Se il popolo degli amministratori condominiali si accingesse a riepilogare con severa obiettività i dati certi e le risultanze del consuntivo di fine anno, non potrebbe che prendere inevitabilmente atto del più sfacciato scaricabarile governativo consumatosi in epoca Covid.
Così, mentre circola trionfalmente la notizia dell’avvenuta “approvazione” della tanto auspicata legge sulle teleassemblee in condominio, finalmente licenziata dal Parlamento, si festeggia il raggiungimento della chimera ignorando l’oramai avvenuta spedizione del “pacco di Natale” all’indirizzo degli amministratori del Belpaese.
Primo. La maggioranza delle teste condominiali potrà formalizzare il proprio diritto di scegliere la modalità delle assemblee televisive. Come? Esclusa l’alzata di mano per via del rischio contagi, serviranno ore ed ore di telefonate, chiarimenti e moduli da approntare, inviare, ricevere e catalogare, il tutto – presumibilmente – senza alcun compenso aggiuntivo.
Secondo.
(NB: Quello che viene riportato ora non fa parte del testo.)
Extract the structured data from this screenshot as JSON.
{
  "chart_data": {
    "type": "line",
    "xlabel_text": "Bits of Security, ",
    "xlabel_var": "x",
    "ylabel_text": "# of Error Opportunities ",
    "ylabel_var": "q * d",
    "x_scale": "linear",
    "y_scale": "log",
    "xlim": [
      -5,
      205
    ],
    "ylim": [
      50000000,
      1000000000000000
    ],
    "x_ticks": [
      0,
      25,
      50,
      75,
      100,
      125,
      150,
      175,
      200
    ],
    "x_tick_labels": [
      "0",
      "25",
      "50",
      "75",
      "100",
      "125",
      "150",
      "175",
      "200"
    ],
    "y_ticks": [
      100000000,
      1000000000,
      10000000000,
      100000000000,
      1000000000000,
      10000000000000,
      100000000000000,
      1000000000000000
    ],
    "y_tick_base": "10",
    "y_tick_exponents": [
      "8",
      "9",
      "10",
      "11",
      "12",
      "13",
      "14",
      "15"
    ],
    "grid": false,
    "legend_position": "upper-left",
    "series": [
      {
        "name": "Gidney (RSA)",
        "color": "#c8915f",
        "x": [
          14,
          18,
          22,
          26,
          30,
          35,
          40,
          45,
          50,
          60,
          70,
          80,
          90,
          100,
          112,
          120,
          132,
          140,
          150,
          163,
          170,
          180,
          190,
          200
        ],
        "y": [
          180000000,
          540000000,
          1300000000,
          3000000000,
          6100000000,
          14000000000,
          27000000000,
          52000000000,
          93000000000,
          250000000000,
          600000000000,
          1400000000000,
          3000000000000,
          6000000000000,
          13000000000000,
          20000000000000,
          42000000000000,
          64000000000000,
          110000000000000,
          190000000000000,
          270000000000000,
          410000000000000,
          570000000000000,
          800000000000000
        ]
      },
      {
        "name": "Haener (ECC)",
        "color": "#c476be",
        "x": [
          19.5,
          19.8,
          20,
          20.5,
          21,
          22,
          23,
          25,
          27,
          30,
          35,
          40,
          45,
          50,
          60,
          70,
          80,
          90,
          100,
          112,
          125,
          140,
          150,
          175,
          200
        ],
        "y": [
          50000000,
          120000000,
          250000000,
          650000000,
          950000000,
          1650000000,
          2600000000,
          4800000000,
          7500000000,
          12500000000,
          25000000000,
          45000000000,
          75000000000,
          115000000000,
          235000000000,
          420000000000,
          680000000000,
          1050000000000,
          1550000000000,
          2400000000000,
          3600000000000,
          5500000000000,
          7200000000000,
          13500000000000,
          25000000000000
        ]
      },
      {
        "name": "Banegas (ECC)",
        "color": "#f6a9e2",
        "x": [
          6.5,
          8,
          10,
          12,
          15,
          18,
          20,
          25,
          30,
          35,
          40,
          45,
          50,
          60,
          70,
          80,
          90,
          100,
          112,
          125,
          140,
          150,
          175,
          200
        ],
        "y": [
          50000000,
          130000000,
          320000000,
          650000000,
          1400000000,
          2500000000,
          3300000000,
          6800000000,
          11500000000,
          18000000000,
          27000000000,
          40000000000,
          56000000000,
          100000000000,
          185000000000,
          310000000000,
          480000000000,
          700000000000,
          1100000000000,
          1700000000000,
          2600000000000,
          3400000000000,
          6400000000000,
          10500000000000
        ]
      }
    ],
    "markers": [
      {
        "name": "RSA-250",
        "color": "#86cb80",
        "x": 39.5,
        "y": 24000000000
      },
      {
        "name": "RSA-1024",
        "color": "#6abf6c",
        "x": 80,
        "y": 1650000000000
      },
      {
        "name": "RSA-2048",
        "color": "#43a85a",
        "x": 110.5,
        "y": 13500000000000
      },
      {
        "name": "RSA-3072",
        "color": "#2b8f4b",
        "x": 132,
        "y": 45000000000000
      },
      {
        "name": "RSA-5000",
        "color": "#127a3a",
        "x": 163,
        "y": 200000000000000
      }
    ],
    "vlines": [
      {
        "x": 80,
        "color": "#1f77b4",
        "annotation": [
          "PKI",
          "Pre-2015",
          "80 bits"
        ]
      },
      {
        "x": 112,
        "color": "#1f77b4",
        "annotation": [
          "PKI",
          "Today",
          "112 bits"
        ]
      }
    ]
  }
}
La minoranza delle teste condominiali dovrà conoscere nei dettagli le possibili soluzioni tecnologiche alle innovative “richieste maggioritarie” e potrà così esprimere il proprio assenso o dissenso verso la novità, fatto salvo il suo diritto ad essere convocato come sempre in carne e ossa.
Assemblea mista? Ebbene si, con tutti i prevedibili “incidenti”, primo fra tutti il delicato lavoro di regolamentare – caso per caso, e condominio per condominio – il nuovo corso delle dispute fra presenti e virtuali. Compensi aggiuntivi per l’amministratore? Si, no, forse. Vedremo.
Terzo. La strada verso il progresso costa, e non tutti sono in grado di progredire. La legge che impone la proprietà di almeno un computer ancora non esiste, e molti hanno risorse appena sufficienti per andare a fare la spesa.
Ma…chi paga? Eppure partecipare all’assemblea condominiale da remoto è un diritto: chi fornirà il necessario device al proprietario che ne è sprovvisto, e che però vuole difendersi dal contagio standosene a casa? E soprattutto, chi pagherà lo strumento elettronico necessario alla partecipazione? Altro problema per gli amministratori, i quali si troveranno nella medesima condizione dei dirigenti scolastici: se per garantire l’istruzione da remoto si paga con i soldi della scuola, per garantire il diritto alla partecipazione condominiale virtuale chi pagherà?
Dicevamo che dopo il via libera del Parlamento alle teleassemblee si festeggia il raggiungimento della chimera. Una legge pronta in poco tempo, non c’è che dire, ottenuta anche e soprattutto grazie ai crescenti appetiti sviluppatisi al cospetto della ricca tavolata del Superbonus, presentato in tempo di carestia come una vera e propria manna dal cielo ed oggi – dopo pochissimi mesi – già sotto stretta osservazione per l’alto grado di indigeribilità dell’alimento.
E se – come pubblicato lo scorso 29 ottobre dall’editrice “Libricondominio” – il termine superbonus è stato uno dei più digitati nei motori di ricerca negli ultimi tre mesi, è davvero mortificante apprendere dalle statistiche che più di sei milioni di italiani hanno ammesso di non aver capito bene il funzionamento dell’agevolazione, e che la metà di essi hanno desistito dalla relativa richiesta a causa della enorme quantità di documenti necessaria.
Del resto, la manna non sembra destinata a durare per troppo tempo, e le bocche da sfamare sono tante. I finanziamenti – stando all’attualità – sono fermi al prossimo anno 2021, e nella legge finanziaria di prossima approvazione non sono previste voci di spesa riferibili all’incentivo in questione per un periodo successivo alla sua naturale scadenza.
Tanto rumore per nulla, potremmo dire. Anche se, come già sappiamo, resterà comunque il fatto che in tempo di Covid la politica ha offerto risorse economiche, leggi aggiornate e prospettive utili a un nuovo futuribile decollo.
Agli amministratori, adesso, il compito di pilotare l’aereo e prendere quota senza istruzioni e con il carburante in riserva.